Slicing in Anndata in tokenizer.py
Regarding a piece of previous discussion.
During my trying: 1. tokenizing external .h5ad data; then 2. extract cell embeddings from pre-trained models, I have to replace the following line with
# X_view = adata[idx, coding_miRNA_loc].X
adata = adata.to_memory()
X_view = adata[:, coding_miRNA_loc][idx, :].X
Probably due to the fact that I installed the AnnData of 0.9.2, a more recent version.
Ran into the same issue and the same fix work, thank you so much!
Thank you for the update! Adding .to_memory() loads the whole adata to memory, but the purpose of the X_view method is to process the file chunks at a time similarly to how the .loom method we initially implemented is done. It would be ideal to determine if there is a different method to resolve the error without loading the whole dataset into memory, which can be a problem for very large datasets.
Thanks for the clarification, I will take a look at it over the weekends.
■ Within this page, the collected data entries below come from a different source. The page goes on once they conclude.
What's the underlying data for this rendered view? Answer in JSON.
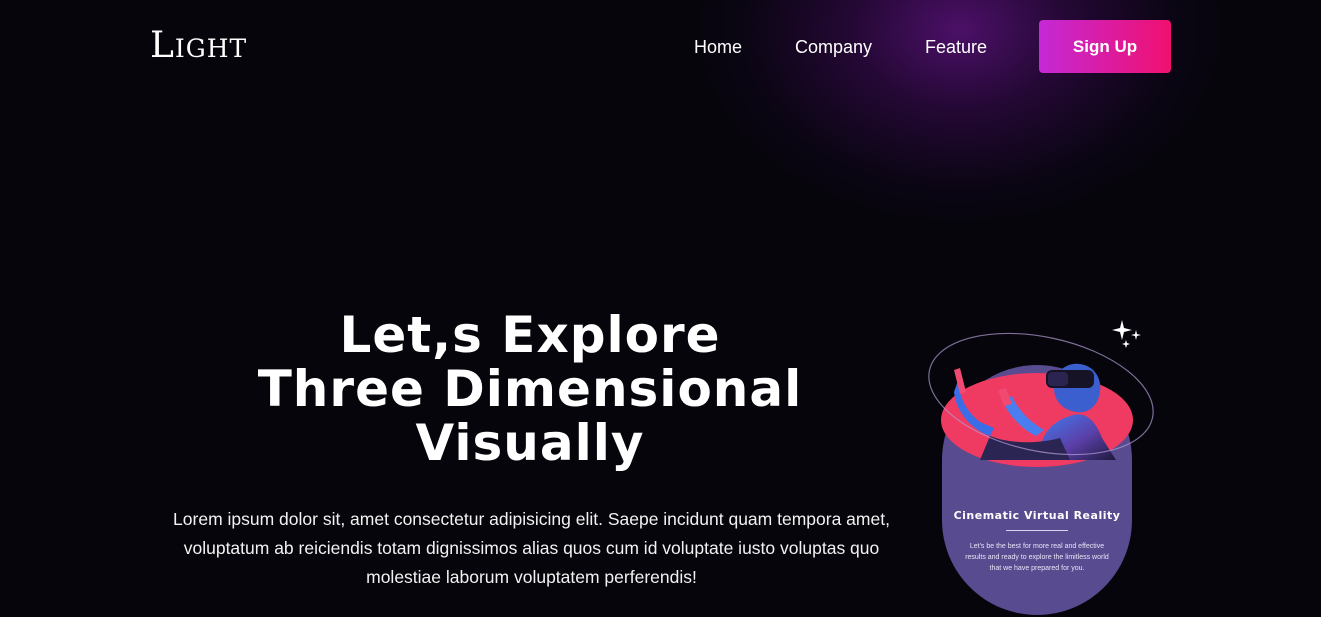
{
  "brand": {
    "logo": "Light"
  },
  "nav": {
    "items": [
      {
        "label": "Home"
      },
      {
        "label": "Company"
      },
      {
        "label": "Feature"
      }
    ],
    "signup_label": "Sign Up"
  },
  "hero": {
    "title_lines": [
      "Let,s Explore",
      "Three Dimensional",
      "Visually"
    ],
    "paragraph": "Lorem ipsum dolor sit, amet consectetur adipisicing elit. Saepe incidunt quam tempora amet, voluptatum ab reiciendis totam dignissimos alias quos cum id voluptate iusto voluptas quo molestiae laborum voluptatem perferendis!"
  },
  "card": {
    "title": "Cinematic Virtual Reality",
    "description": "Let's be the best for more real and effective results and ready to explore the limitless world that we have prepared for you."
  },
  "colors": {
    "background": "#05050b",
    "glow": "#581278",
    "button_start": "#c429d6",
    "button_end": "#f0106f",
    "card": "#584b8f",
    "accent_pink": "#f0345f"
  },
  "icons": {
    "sparkle": "sparkle-icon"
  }
}
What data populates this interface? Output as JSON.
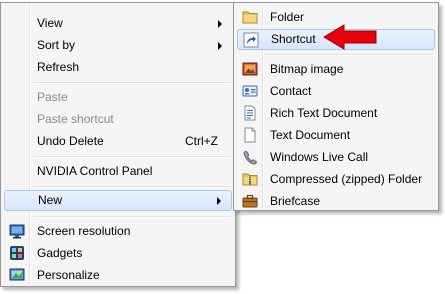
{
  "context_menu": {
    "items": [
      {
        "label": "View",
        "has_submenu": true
      },
      {
        "label": "Sort by",
        "has_submenu": true
      },
      {
        "label": "Refresh"
      },
      {
        "label": "Paste",
        "disabled": true
      },
      {
        "label": "Paste shortcut",
        "disabled": true
      },
      {
        "label": "Undo Delete",
        "shortcut": "Ctrl+Z"
      },
      {
        "label": "NVIDIA Control Panel"
      },
      {
        "label": "New",
        "has_submenu": true,
        "selected": true
      },
      {
        "label": "Screen resolution",
        "icon": "monitor-icon"
      },
      {
        "label": "Gadgets",
        "icon": "gadgets-icon"
      },
      {
        "label": "Personalize",
        "icon": "personalize-icon"
      }
    ]
  },
  "new_submenu": {
    "items": [
      {
        "label": "Folder",
        "icon": "folder-icon"
      },
      {
        "label": "Shortcut",
        "icon": "shortcut-icon",
        "selected": true
      },
      {
        "label": "Bitmap image",
        "icon": "bitmap-icon"
      },
      {
        "label": "Contact",
        "icon": "contact-icon"
      },
      {
        "label": "Rich Text Document",
        "icon": "rich-text-icon"
      },
      {
        "label": "Text Document",
        "icon": "text-document-icon"
      },
      {
        "label": "Windows Live Call",
        "icon": "phone-icon"
      },
      {
        "label": "Compressed (zipped) Folder",
        "icon": "zip-folder-icon"
      },
      {
        "label": "Briefcase",
        "icon": "briefcase-icon"
      }
    ]
  },
  "annotation": {
    "icon": "red-arrow-icon",
    "color": "#e8000b"
  },
  "colors": {
    "menu_bg": "#f5f5f5",
    "highlight": "#d6e6fb",
    "highlight_border": "#a8c8ef",
    "disabled_text": "#8a8a8a"
  }
}
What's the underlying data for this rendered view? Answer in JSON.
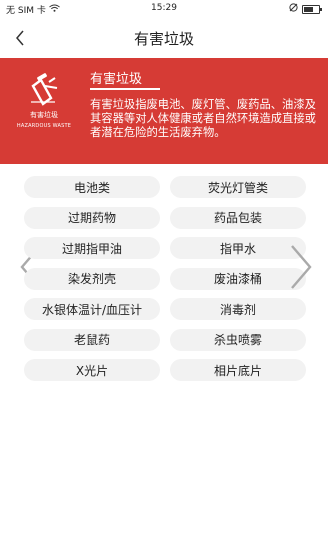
{
  "status_bar": {
    "carrier": "无 SIM 卡",
    "time": "15:29"
  },
  "nav": {
    "title": "有害垃圾"
  },
  "banner": {
    "background_color": "#d63b35",
    "logo_text_cn": "有害垃圾",
    "logo_text_en": "HAZARDOUS WASTE",
    "title": "有害垃圾",
    "description": "有害垃圾指废电池、废灯管、废药品、油漆及其容器等对人体健康或者自然环境造成直接或者潜在危险的生活废弃物。"
  },
  "items": [
    "电池类",
    "荧光灯管类",
    "过期药物",
    "药品包装",
    "过期指甲油",
    "指甲水",
    "染发剂壳",
    "废油漆桶",
    "水银体温计/血压计",
    "消毒剂",
    "老鼠药",
    "杀虫喷雾",
    "X光片",
    "相片底片"
  ]
}
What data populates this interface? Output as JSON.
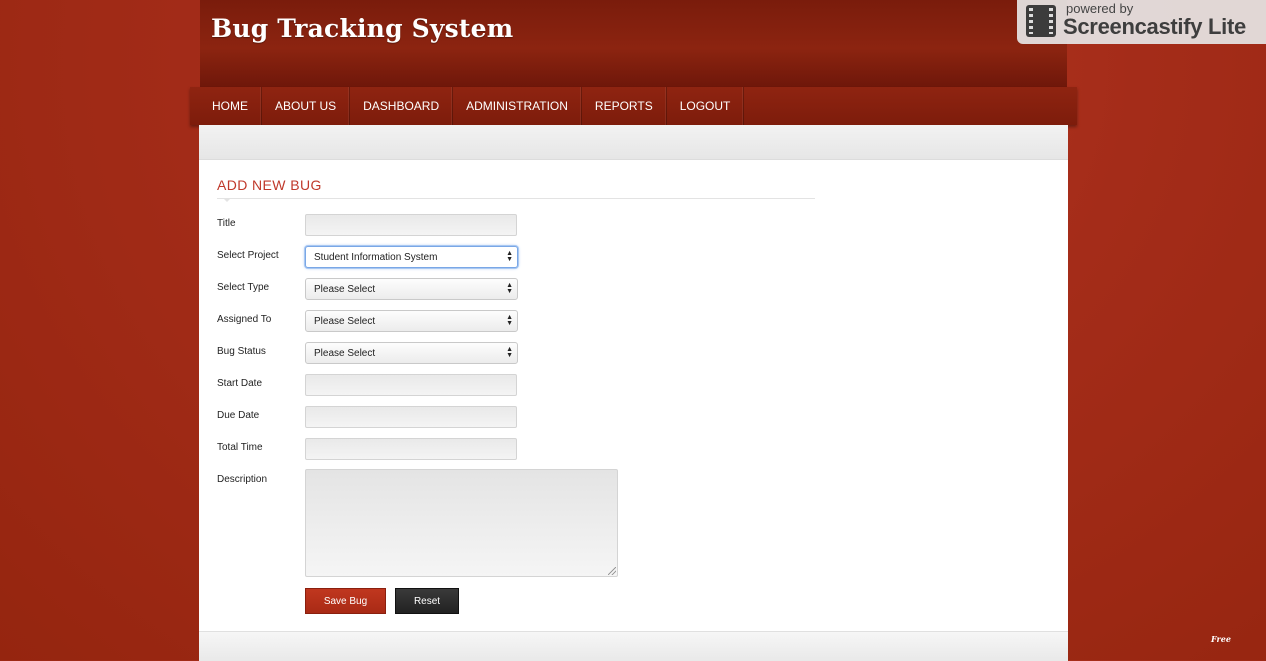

Thank you for following up! The variable adata is defined outside of that loop, but the loop as you said defines a chunk size which is what defines a narrower view of the data, X_view, for the following operations to be done with. If we load adata into memory rather than X_view, the whole adata will be loaded into memory, which would be an issue for large datasets. It would be wonderful to find another way to resolve the error without loading the whole dataset into memory though. Thank you again so much for looking into this!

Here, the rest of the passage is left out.